Ouk Chanthan spent much of her youth at Old Stadium in Phnom Penh. But the future Olympic sprinter wasn’t running. She was selling goods.
“When I was younger, I used to sell rice and coffee there,” she said. “I wasn’t very healthy then, and my father encouraged me to run so I would feel better.”
Her father, Ouk Kieng, was already an active figure in the sports community, coaching the men’s national volleyball team in the 1960s. In recent years he has helped train the national women’s team and the military team, and in 1998 he began training Cambodia’s first beach volleyball team.
Ouk Chanthan began serious training as a runner in 1994. Her workouts consist of 30-, 60-, 100- and 200-meter sprints in addition to the distance running she does to build up endurance.

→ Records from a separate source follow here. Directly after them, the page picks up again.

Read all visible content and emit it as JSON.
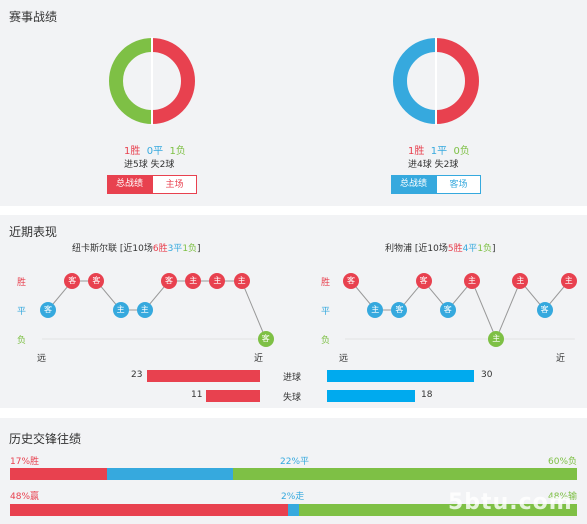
{
  "colors": {
    "win": "#e8414f",
    "draw": "#36a9de",
    "loss": "#7ec045",
    "home_bar": "#e8414f",
    "away_bar": "#00aaee"
  },
  "record": {
    "title": "赛事战绩",
    "home": {
      "win": "1胜",
      "draw": "0平",
      "loss": "1负",
      "win_n": 1,
      "draw_n": 0,
      "loss_n": 1,
      "goals": "进5球  失2球",
      "btn_total": "总战绩",
      "btn_venue": "主场"
    },
    "away": {
      "win": "1胜",
      "draw": "1平",
      "loss": "0负",
      "win_n": 1,
      "draw_n": 1,
      "loss_n": 0,
      "goals": "进4球  失2球",
      "btn_total": "总战绩",
      "btn_venue": "客场"
    }
  },
  "recent": {
    "title": "近期表现",
    "y_labels": {
      "win": "胜",
      "draw": "平",
      "loss": "负"
    },
    "x_labels": {
      "far": "远",
      "near": "近"
    },
    "home": {
      "team": "纽卡斯尔联",
      "pre": " [近10场",
      "win": "6胜",
      "draw": "3平",
      "loss": "1负",
      "post": "]",
      "results": [
        "平",
        "胜",
        "胜",
        "平",
        "平",
        "胜",
        "胜",
        "胜",
        "胜",
        "负"
      ],
      "venues": [
        "客",
        "客",
        "客",
        "主",
        "主",
        "客",
        "主",
        "主",
        "主",
        "客"
      ]
    },
    "away": {
      "team": "利物浦",
      "pre": " [近10场",
      "win": "5胜",
      "draw": "4平",
      "loss": "1负",
      "post": "]",
      "results": [
        "胜",
        "平",
        "平",
        "胜",
        "平",
        "胜",
        "负",
        "胜",
        "平",
        "胜"
      ],
      "venues": [
        "客",
        "主",
        "客",
        "客",
        "客",
        "主",
        "主",
        "主",
        "客",
        "主"
      ]
    },
    "stats": {
      "scored_label": "进球",
      "conceded_label": "失球",
      "home_scored": 23,
      "away_scored": 30,
      "home_conceded": 11,
      "away_conceded": 18
    }
  },
  "h2h": {
    "title": "历史交锋往绩",
    "row1": {
      "left": "17%胜",
      "mid": "22%平",
      "right": "60%负",
      "win": 17,
      "draw": 22,
      "loss": 60
    },
    "row2": {
      "left": "48%赢",
      "mid": "2%走",
      "right": "48%输",
      "win": 48,
      "draw": 2,
      "loss": 48
    }
  },
  "watermark": "5btu.com"
}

Selected by world track officials as a wild-card entry in the 1996 Olympics in the US city of Atlanta, she finished last in her 100-meter heat in a time of 14.82 seconds, far slower than her personal best of 13.50. She’ll run the 100 meters again in Sydney.
“I was just excited to see Olympic events,” she said of the 1996 Games. “I took them as a model for how I should train.”
Now 26 years old, she may decide to be a coach herself someday. She’s especially interested in working with girls.
“If they come to me, I will use all my knowledge to teach them,” she said.